Questo processo di ibridazione semantica, che conduce al parossismo l’atto sommamente normale di guardare distrattamente un TG, perturba il consueto flusso comunicativo, opacizzando il linguaggio. La trasparenza della resa obiettiva di un presunto “reale” si tramuta così in un intreccio a “maglie larghe” che intercetta determinazioni altre, esterne a un registro di significato stabile. Paolo Fabbri, nel definire un fenomeno largamente contemporaneo, parla di mash up iper moderno, in opposizione al remix postmoderno, intendendo una forma di ibridazione e ricombinazione alternativa di sintassi e elementi significanti. In Vedere ad arte. Iconico e Icastico lo studioso afferma: “Non bisogna dimenticare che l’ibrido non è solo montaggio di pezzi: è la possibilità di ‘montare’ sistemi espressivi diversi, che però siano in grado di permettere un qualche principio di reciproca traducibilità.” Chiasmo e vettore di questo processo di reciproca modificazione, l’effetto del glitch sfrutta un immaginario fortemente tecnologico. Termine mutuato dal linguaggio dei videogiochi, con esso si intende la possibilità di un cortocircuito capace di stravolgerne l’assetto normativo. A differenza del bug e del cheat, il glitch non paralizza né sabota né l’integrità del gioco, consentendo piuttosto un abbattimento delle barriere imposte dal software, realizzando una condizione vantaggiosa per il giocatore. Una libertà imprevista, dunque.

Non rimane che chiederci di che libertà ci parla Demigrare.
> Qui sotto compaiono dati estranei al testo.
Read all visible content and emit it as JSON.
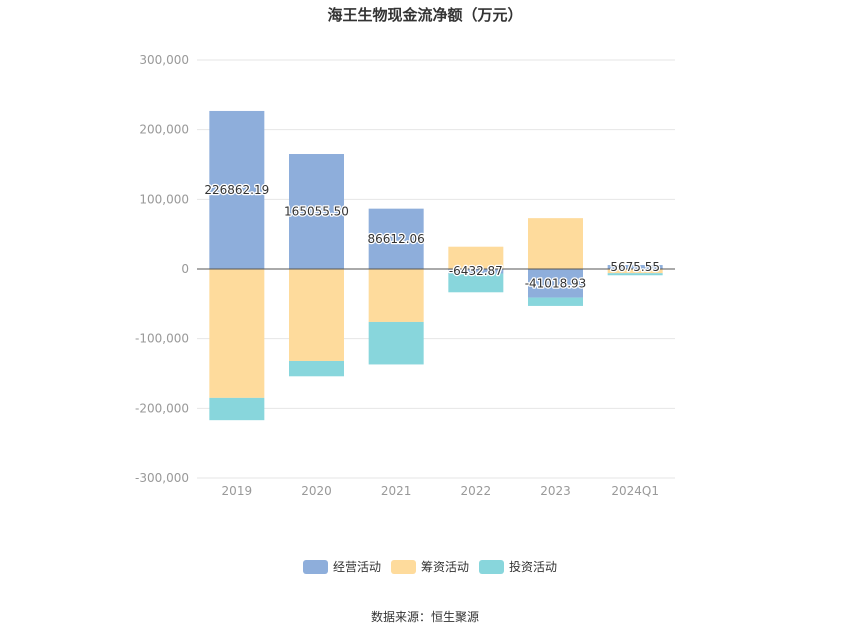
{
  "chart_data": {
    "type": "bar",
    "stacked": true,
    "title": "海王生物现金流净额（万元）",
    "categories": [
      "2019",
      "2020",
      "2021",
      "2022",
      "2023",
      "2024Q1"
    ],
    "ylim": [
      -300000,
      300000
    ],
    "yticks": [
      300000,
      200000,
      100000,
      0,
      -100000,
      -200000,
      -300000
    ],
    "ytick_labels": [
      "300,000",
      "200,000",
      "100,000",
      "0",
      "-100,000",
      "-200,000",
      "-300,000"
    ],
    "grid": true,
    "legend_position": "bottom",
    "series": [
      {
        "name": "经营活动",
        "color": "#8eaedb",
        "values": [
          226862.19,
          165055.5,
          86612.06,
          -6432.87,
          -41018.93,
          5675.55
        ],
        "data_labels": [
          "226862.19",
          "165055.50",
          "86612.06",
          "-6432.87",
          "-41018.93",
          "5675.55"
        ]
      },
      {
        "name": "筹资活动",
        "color": "#fedb9c",
        "values": [
          -185000,
          -132000,
          -76000,
          32000,
          73000,
          -6000
        ]
      },
      {
        "name": "投资活动",
        "color": "#88d6dc",
        "values": [
          -32000,
          -22000,
          -61000,
          -27000,
          -12000,
          -3000
        ]
      }
    ]
  },
  "source": "数据来源：恒生聚源"
}
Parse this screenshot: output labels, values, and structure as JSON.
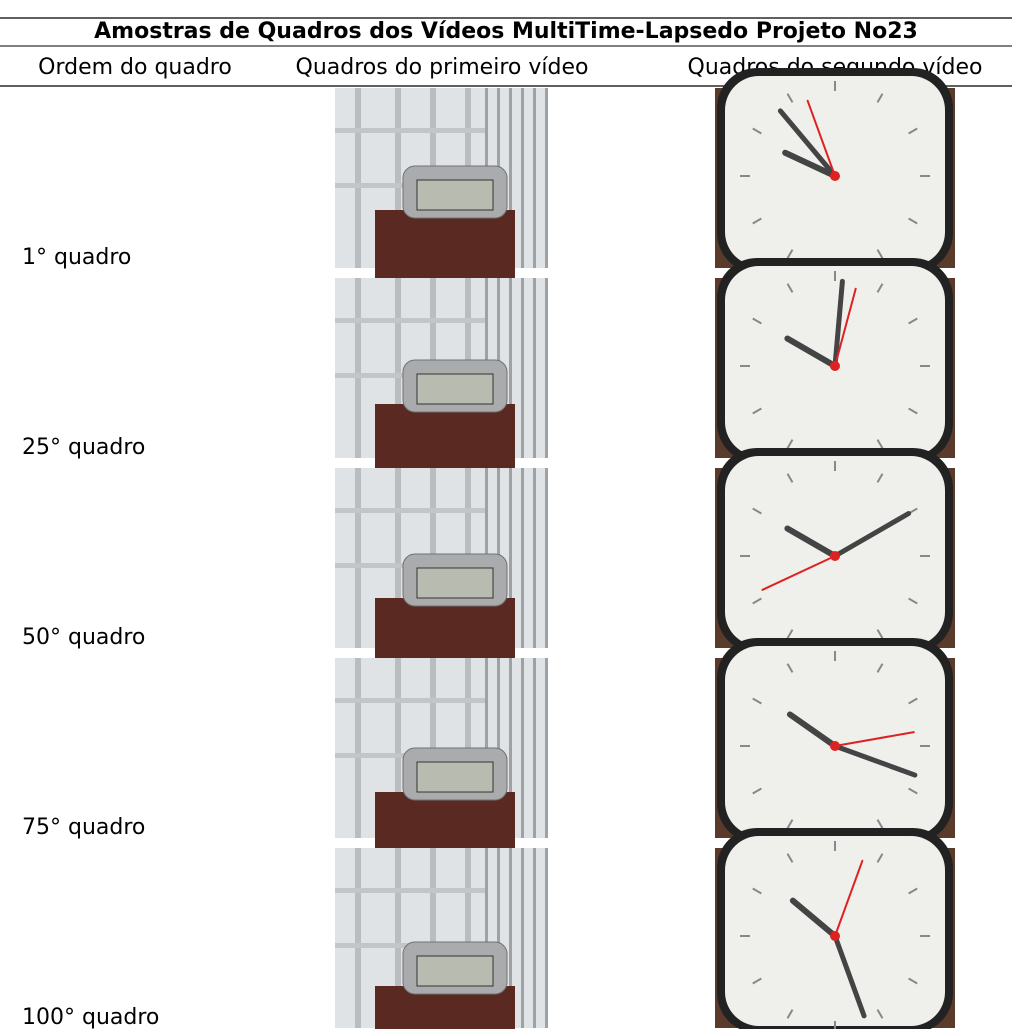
{
  "header": {
    "title": "Amostras de Quadros dos Vídeos MultiTime-Lapsedo Projeto No23"
  },
  "table": {
    "columns": [
      "Ordem do quadro",
      "Quadros do primeiro vídeo",
      "Quadros do segundo vídeo"
    ],
    "rows": [
      [
        "1° quadro"
      ],
      [
        "25° quadro"
      ],
      [
        "50° quadro"
      ],
      [
        "75° quadro"
      ],
      [
        "100° quadro"
      ]
    ]
  }
}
Che sia quella di un alieno-robot, un’incarnazione high tech dell’alterità, capace – forse – di risvegliare un’umanità sopita e latente in donne e uomini ancorati a ideali umanisti che oramai hanno perso di senso? Ridotti a tristi baluardi. Emergerebbe, piuttosto, una nuova sensibilità, qualità non più umana. Che questa sia divenuta appannaggio di quel soggetto nomade di cui parla Rosi Braidotti? Come le persone catturate dalle riprese di Antelmi, nessuna inquadratura sarebbe più capace di definire un centro e una periferia, un insieme organico. Nessuna figurazione possibile, se non quella di un movimento, di un trasmigrare, di un demigrare.